SERAYUNEWS– Badan Meteorologi, Klimatologi, dan Geofisika (BMKG) memprediksi puncak kemarau akan terjadi pada Juli dan Agustus 2024. Kementerian Kesehatan (Kemenkes) mengingatkan agar masyarakat waspada Demam Berdarah Dengue (DBD).
Kemenkes mencatat, hingga minggu ke-17 Tahun 2024, terdapat 88.593 kasus DBD dengan 621 kasus kematian di Indonesia. Berdasarkan laporan, dari 456 kabupaten/kota di 34 provinsi, kematian akibat DBD terjadi di 174 kabupaten/kota di 28 provinsi.
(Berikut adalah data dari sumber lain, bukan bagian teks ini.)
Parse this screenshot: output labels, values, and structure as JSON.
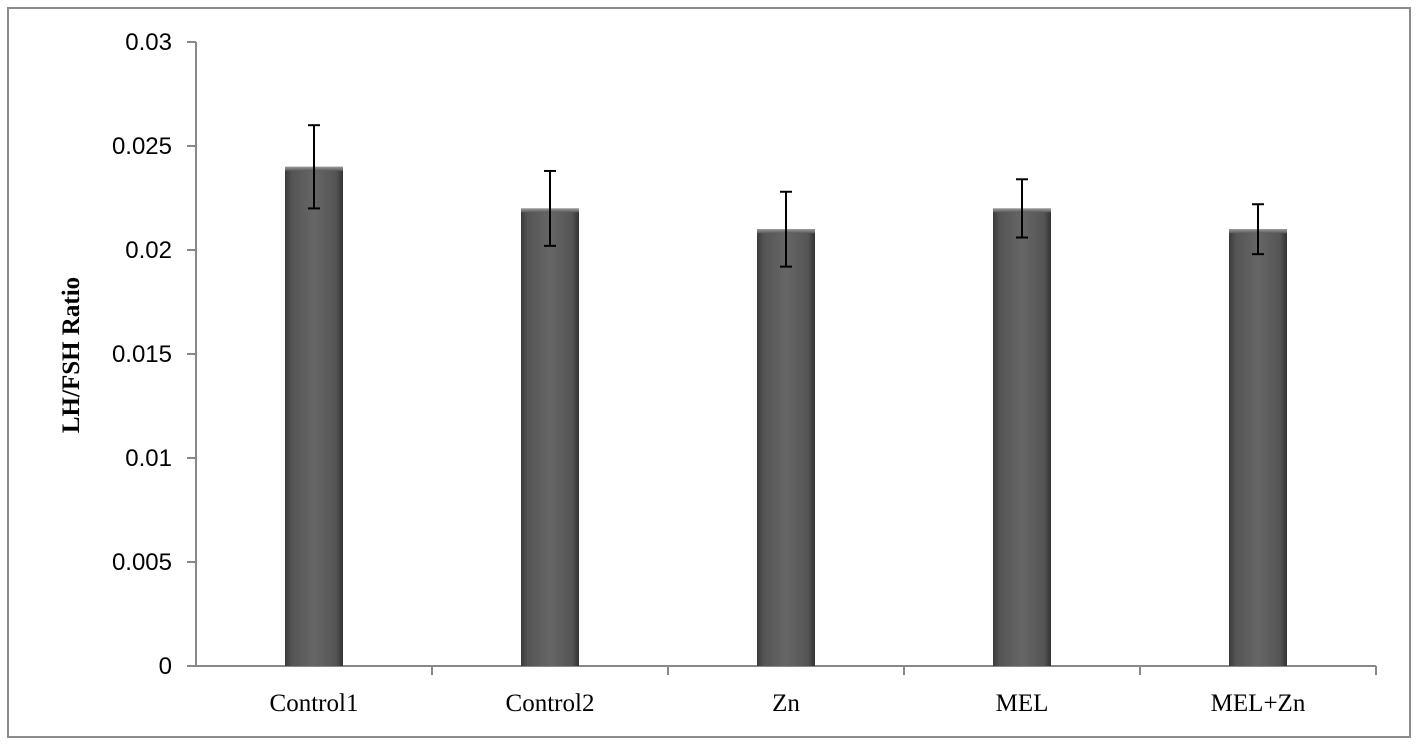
{
  "chart_data": {
    "type": "bar",
    "title": "",
    "xlabel": "",
    "ylabel": "LH/FSH Ratio",
    "categories": [
      "Control1",
      "Control2",
      "Zn",
      "MEL",
      "MEL+Zn"
    ],
    "values": [
      0.024,
      0.022,
      0.021,
      0.022,
      0.021
    ],
    "error": [
      0.002,
      0.0018,
      0.0018,
      0.0014,
      0.0012
    ],
    "ylim": [
      0,
      0.03
    ],
    "yticks": [
      0,
      0.005,
      0.01,
      0.015,
      0.02,
      0.025,
      0.03
    ],
    "ytick_labels": [
      "0",
      "0.005",
      "0.01",
      "0.015",
      "0.02",
      "0.025",
      "0.03"
    ],
    "grid": false,
    "legend": "none",
    "bar_color": "#5a5a5a"
  }
}
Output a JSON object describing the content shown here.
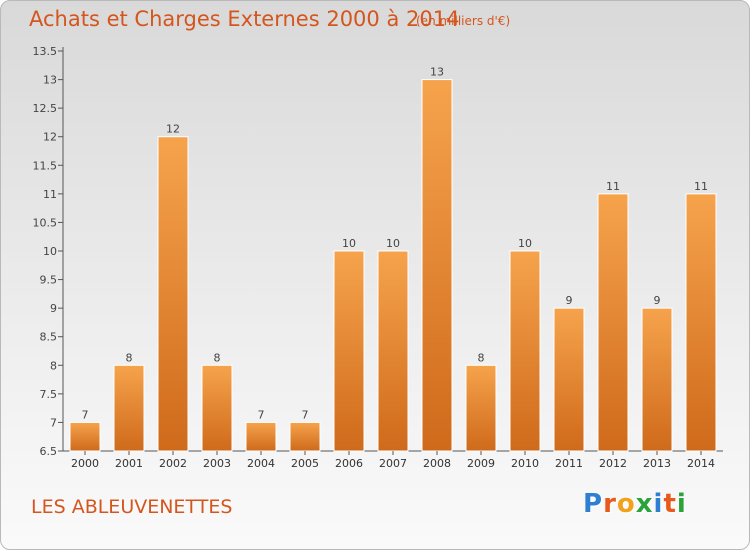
{
  "title": "Achats et Charges Externes 2000 à 2014",
  "subtitle": "(en milliers d'€)",
  "place": "LES ABLEUVENETTES",
  "logo": {
    "letters": [
      "P",
      "r",
      "o",
      "x",
      "i",
      "t",
      "i"
    ],
    "colors": [
      "#2e7fd1",
      "#e85a1b",
      "#f2a21a",
      "#2aa339",
      "#2e7fd1",
      "#e85a1b",
      "#2aa339"
    ]
  },
  "colors": {
    "bar_light": "#f6a34c",
    "bar_dark": "#cf6a1b",
    "accent": "#d4561e"
  },
  "chart_data": {
    "type": "bar",
    "categories": [
      "2000",
      "2001",
      "2002",
      "2003",
      "2004",
      "2005",
      "2006",
      "2007",
      "2008",
      "2009",
      "2010",
      "2011",
      "2012",
      "2013",
      "2014"
    ],
    "values": [
      7,
      8,
      12,
      8,
      7,
      7,
      10,
      10,
      13,
      8,
      10,
      9,
      11,
      9,
      11
    ],
    "data_labels": [
      "7",
      "8",
      "12",
      "8",
      "7",
      "7",
      "10",
      "10",
      "13",
      "8",
      "10",
      "9",
      "11",
      "9",
      "11"
    ],
    "yticks": [
      "6.5",
      "7",
      "7.5",
      "8",
      "8.5",
      "9",
      "9.5",
      "10",
      "10.5",
      "11",
      "11.5",
      "12",
      "12.5",
      "13",
      "13.5"
    ],
    "ylim": [
      6.5,
      13.5
    ],
    "grid": false,
    "title": "Achats et Charges Externes 2000 à 2014",
    "xlabel": "",
    "ylabel": ""
  }
}
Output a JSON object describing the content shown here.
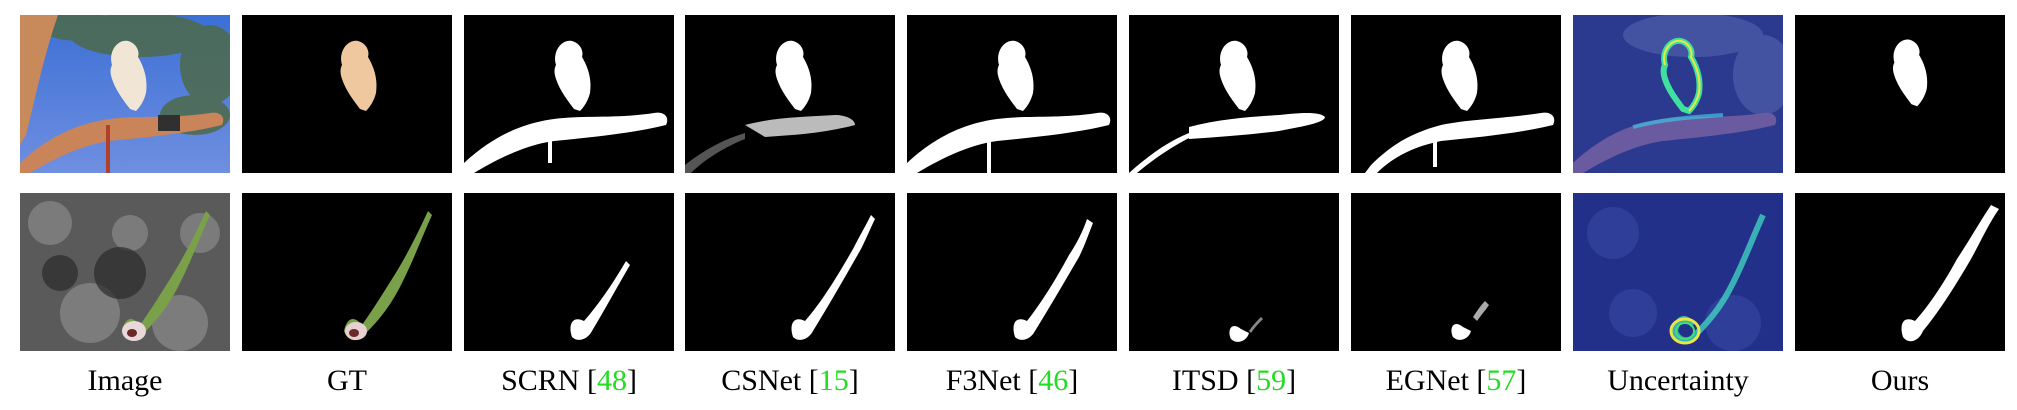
{
  "figure": {
    "columns": [
      {
        "key": "image",
        "label": "Image",
        "cite": ""
      },
      {
        "key": "gt",
        "label": "GT",
        "cite": ""
      },
      {
        "key": "scrn",
        "label": "SCRN",
        "cite": "48"
      },
      {
        "key": "csnet",
        "label": "CSNet",
        "cite": "15"
      },
      {
        "key": "f3net",
        "label": "F3Net",
        "cite": "46"
      },
      {
        "key": "itsd",
        "label": "ITSD",
        "cite": "59"
      },
      {
        "key": "egnet",
        "label": "EGNet",
        "cite": "57"
      },
      {
        "key": "uncertainty",
        "label": "Uncertainty",
        "cite": ""
      },
      {
        "key": "ours",
        "label": "Ours",
        "cite": ""
      }
    ],
    "rows": [
      {
        "subject": "cockatoo-on-branch"
      },
      {
        "subject": "flower-on-stem"
      }
    ],
    "colors": {
      "citation": "#22dd22",
      "background": "#000000",
      "mask": "#ffffff"
    }
  }
}
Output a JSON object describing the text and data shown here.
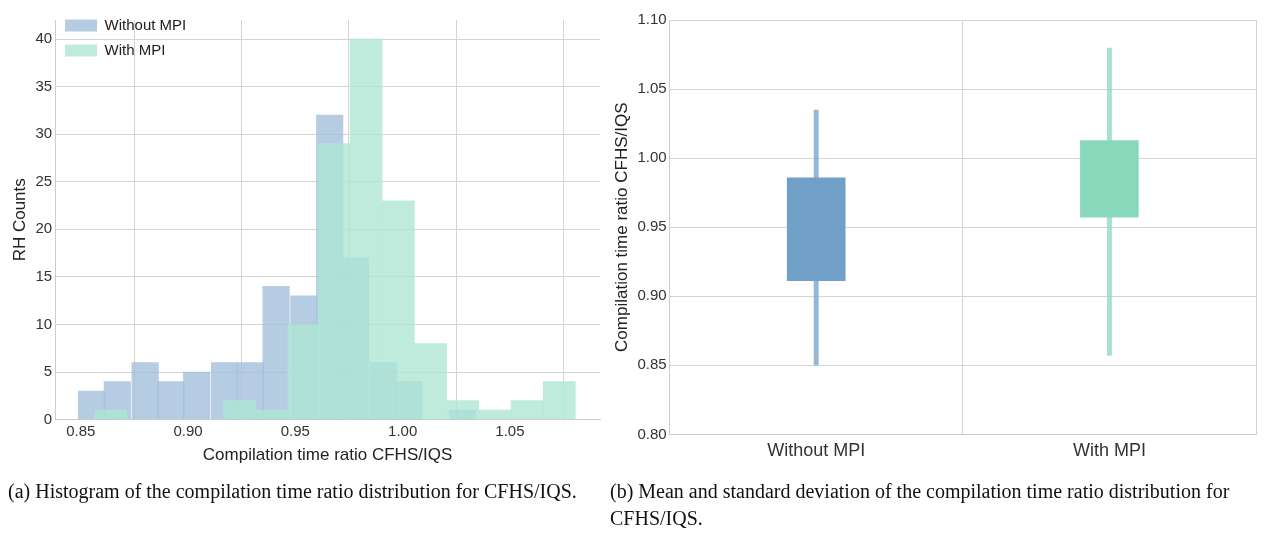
{
  "chart_data": [
    {
      "type": "bar",
      "xlabel": "Compilation time ratio CFHS/IQS",
      "ylabel": "RH Counts",
      "xlim": [
        0.838,
        1.092
      ],
      "xticks": [
        {
          "value": 0.85,
          "label": "0.85"
        },
        {
          "value": 0.9,
          "label": "0.90"
        },
        {
          "value": 0.95,
          "label": "0.95"
        },
        {
          "value": 1.0,
          "label": "1.00"
        },
        {
          "value": 1.05,
          "label": "1.05"
        }
      ],
      "ylim": [
        0,
        42
      ],
      "yticks": [
        0,
        5,
        10,
        15,
        20,
        25,
        30,
        35,
        40
      ],
      "grid": true,
      "legend": "top left",
      "series": [
        {
          "name": "Without MPI",
          "color": "#a3bfdc",
          "x": [
            0.855,
            0.867,
            0.88,
            0.892,
            0.904,
            0.917,
            0.929,
            0.941,
            0.954,
            0.966,
            0.978,
            0.991,
            1.003,
            1.015,
            1.028
          ],
          "values": [
            3,
            4,
            6,
            4,
            5,
            6,
            6,
            14,
            13,
            32,
            17,
            6,
            4,
            0,
            1
          ]
        },
        {
          "name": "With MPI",
          "color": "#aee6d3",
          "x": [
            0.864,
            0.879,
            0.894,
            0.909,
            0.924,
            0.939,
            0.954,
            0.968,
            0.983,
            0.998,
            1.013,
            1.028,
            1.043,
            1.058,
            1.073
          ],
          "values": [
            1,
            0,
            0,
            0,
            2,
            1,
            10,
            29,
            40,
            23,
            8,
            2,
            1,
            2,
            4
          ]
        }
      ],
      "annotations": [
        "(a) Histogram of the compilation time ratio distribution for CFHS/IQS."
      ]
    },
    {
      "type": "box",
      "ylabel": "Compilation time ratio CFHS/IQS",
      "categories": [
        "Without MPI",
        "With MPI"
      ],
      "ylim": [
        0.8,
        1.1
      ],
      "yticks": [
        {
          "value": 0.8,
          "label": "0.80"
        },
        {
          "value": 0.85,
          "label": "0.85"
        },
        {
          "value": 0.9,
          "label": "0.90"
        },
        {
          "value": 0.95,
          "label": "0.95"
        },
        {
          "value": 1.0,
          "label": "1.00"
        },
        {
          "value": 1.05,
          "label": "1.05"
        },
        {
          "value": 1.1,
          "label": "1.10"
        }
      ],
      "grid": true,
      "colors": [
        "#70a0c7",
        "#8ad8bc"
      ],
      "boxes": [
        {
          "low": 0.85,
          "q1": 0.911,
          "q3": 0.986,
          "high": 1.035
        },
        {
          "low": 0.857,
          "q1": 0.957,
          "q3": 1.013,
          "high": 1.08
        }
      ],
      "annotations": [
        "(b) Mean and standard deviation of the compilation time ratio distribution for CFHS/IQS."
      ]
    }
  ]
}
Direktur Pencegahan dan Pengendalian Penyakit Menular (P2PM) Kemenkes, dr. Imran Pambudi menyampaikan, kemarau diperkirakan akan meningkatkan frekuensi gigitan nyamuk. Sebab, nyamuk akan sering menggigit ketika suhu meningkat.
“Jadi, kita dapat penelitian, waktu suhunya 25 derajat celcius itu nyamuk menggigitnya 5 hari sekali. Tapi, kalau suhunya 20 derajat celcius, nyamuk akan menggigit 2 hari sekali,” ujarnya dikutip dari laman resmi milik Kemenkes, Kamis (20/6/2024).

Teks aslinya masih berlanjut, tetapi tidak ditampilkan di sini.